Project : Tracking Model training with MLflow
This project falls under the jurisdiction of AUTODESK CONSTRUCTION SOLUTIONS intelligence team. The project is about the ability to track model training and means to trigger training a new model when new data is available. This project makes the newly available labelled data available for training new model.
This project entailed the use of technologies like python as coding language , mlflow services like mlflow tracking , mlflow ui, mlflow models, mflow model registry for training and tracking the runs and storing artefacts and aws services like aws ec2, aws ecr, aws s3 , aws fargate , aws vpc , aws iam, aws cloudformation , aws sagemaker training jobs for creating mlflow deployment server.
Docker services like docker images , docker containers to create images , shell scripting to create DockerFile . Html , css, javascript , bootstrap for front end user interface to run training job and Flask to run the web application. Git for continuous integration.
Main Phases Implemented
Logging local training runs to local MLFlow tracking server:
Already existing ML model is integrated with mlflow python sdk and the run details , parameters , metrics and artefacts are recorded using the mlflow module and run locally.
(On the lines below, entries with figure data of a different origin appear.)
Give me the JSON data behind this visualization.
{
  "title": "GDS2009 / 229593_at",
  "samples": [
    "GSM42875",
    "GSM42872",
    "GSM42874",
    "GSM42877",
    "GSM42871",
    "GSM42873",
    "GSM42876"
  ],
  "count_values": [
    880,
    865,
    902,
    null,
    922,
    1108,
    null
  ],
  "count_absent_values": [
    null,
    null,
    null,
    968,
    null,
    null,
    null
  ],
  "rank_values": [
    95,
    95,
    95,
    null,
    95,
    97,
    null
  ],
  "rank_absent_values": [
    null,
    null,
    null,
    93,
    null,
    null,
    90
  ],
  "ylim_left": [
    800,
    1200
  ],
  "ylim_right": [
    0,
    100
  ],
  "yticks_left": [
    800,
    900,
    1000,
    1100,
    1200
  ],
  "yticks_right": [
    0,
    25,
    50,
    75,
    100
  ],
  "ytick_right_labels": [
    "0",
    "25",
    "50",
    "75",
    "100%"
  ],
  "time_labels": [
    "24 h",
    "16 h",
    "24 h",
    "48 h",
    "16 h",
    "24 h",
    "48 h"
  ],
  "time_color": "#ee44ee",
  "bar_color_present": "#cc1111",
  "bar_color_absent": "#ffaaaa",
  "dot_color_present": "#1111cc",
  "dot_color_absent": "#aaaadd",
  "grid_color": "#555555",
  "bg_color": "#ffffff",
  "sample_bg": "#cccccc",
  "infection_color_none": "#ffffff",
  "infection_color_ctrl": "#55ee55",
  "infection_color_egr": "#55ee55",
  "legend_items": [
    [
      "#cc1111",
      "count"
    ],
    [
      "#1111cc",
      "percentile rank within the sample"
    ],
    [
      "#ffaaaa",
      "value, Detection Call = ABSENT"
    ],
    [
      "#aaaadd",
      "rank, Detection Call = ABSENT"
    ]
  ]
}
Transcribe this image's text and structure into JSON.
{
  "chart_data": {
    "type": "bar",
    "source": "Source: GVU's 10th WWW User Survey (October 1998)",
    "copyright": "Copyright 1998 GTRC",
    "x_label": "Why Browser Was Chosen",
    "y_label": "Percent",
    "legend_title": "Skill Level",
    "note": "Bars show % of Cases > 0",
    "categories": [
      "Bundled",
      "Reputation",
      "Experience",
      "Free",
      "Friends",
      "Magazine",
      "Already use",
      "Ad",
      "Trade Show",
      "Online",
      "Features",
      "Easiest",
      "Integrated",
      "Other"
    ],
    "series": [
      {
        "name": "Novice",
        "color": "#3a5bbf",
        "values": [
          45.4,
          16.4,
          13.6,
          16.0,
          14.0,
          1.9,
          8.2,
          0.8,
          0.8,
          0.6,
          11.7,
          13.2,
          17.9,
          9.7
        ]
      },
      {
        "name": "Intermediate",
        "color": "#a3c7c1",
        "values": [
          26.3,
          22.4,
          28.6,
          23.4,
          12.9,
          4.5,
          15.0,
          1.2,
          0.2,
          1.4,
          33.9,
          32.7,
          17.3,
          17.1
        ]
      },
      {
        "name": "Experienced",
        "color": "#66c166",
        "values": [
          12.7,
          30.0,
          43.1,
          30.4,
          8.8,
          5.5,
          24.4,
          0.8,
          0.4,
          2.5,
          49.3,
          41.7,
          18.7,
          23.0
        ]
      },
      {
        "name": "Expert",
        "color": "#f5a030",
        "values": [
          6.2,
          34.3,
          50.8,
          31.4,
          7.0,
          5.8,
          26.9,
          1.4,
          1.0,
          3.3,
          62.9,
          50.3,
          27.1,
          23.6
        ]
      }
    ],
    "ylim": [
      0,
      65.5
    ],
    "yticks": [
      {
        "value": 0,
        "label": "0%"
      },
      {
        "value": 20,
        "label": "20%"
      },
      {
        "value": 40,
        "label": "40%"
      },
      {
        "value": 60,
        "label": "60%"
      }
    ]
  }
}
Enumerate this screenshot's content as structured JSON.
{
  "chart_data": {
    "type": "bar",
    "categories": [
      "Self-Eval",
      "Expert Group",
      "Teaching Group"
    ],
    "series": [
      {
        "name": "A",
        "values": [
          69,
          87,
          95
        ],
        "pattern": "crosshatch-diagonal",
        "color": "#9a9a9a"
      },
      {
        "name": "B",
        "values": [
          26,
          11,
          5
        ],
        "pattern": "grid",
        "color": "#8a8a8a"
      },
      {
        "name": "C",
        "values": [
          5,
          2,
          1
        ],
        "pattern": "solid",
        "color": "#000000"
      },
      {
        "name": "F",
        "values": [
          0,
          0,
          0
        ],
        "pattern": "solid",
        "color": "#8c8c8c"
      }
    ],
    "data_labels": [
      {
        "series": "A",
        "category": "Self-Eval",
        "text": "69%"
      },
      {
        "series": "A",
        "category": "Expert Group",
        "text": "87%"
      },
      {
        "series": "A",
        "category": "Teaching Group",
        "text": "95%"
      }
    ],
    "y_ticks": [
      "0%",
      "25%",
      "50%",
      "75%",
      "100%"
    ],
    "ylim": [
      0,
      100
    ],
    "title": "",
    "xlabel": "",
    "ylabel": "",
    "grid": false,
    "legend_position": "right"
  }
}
Logging local training runs to hosted MLFlow tracking server :
Mlflow server is hoisted in aws fargete services using docker mlflow server image stored in aws ecr and making run data stored in aws s3.
Creating training job:
After hoisting the mlflow server we created a sagemaker training job using a self -built docker image which contains all the ML code . The way the model works is it takes s3 path to new data from container environment variables and the model version that we want to take old data which is stored as an artefact and combine both data and send them for training. The model versioning is achieved by storing the current model as an artefact and registering the model with some version . MLflow also supports the features of keeping models in staging and in production.
Additional Step:
As part of an additional step we created a web application using html , css , python, and flask for the demonstration of the project. Though the trigger is implemented as a web service for now it can be implemented as a lambda or can be a part of a bigger training pipeline.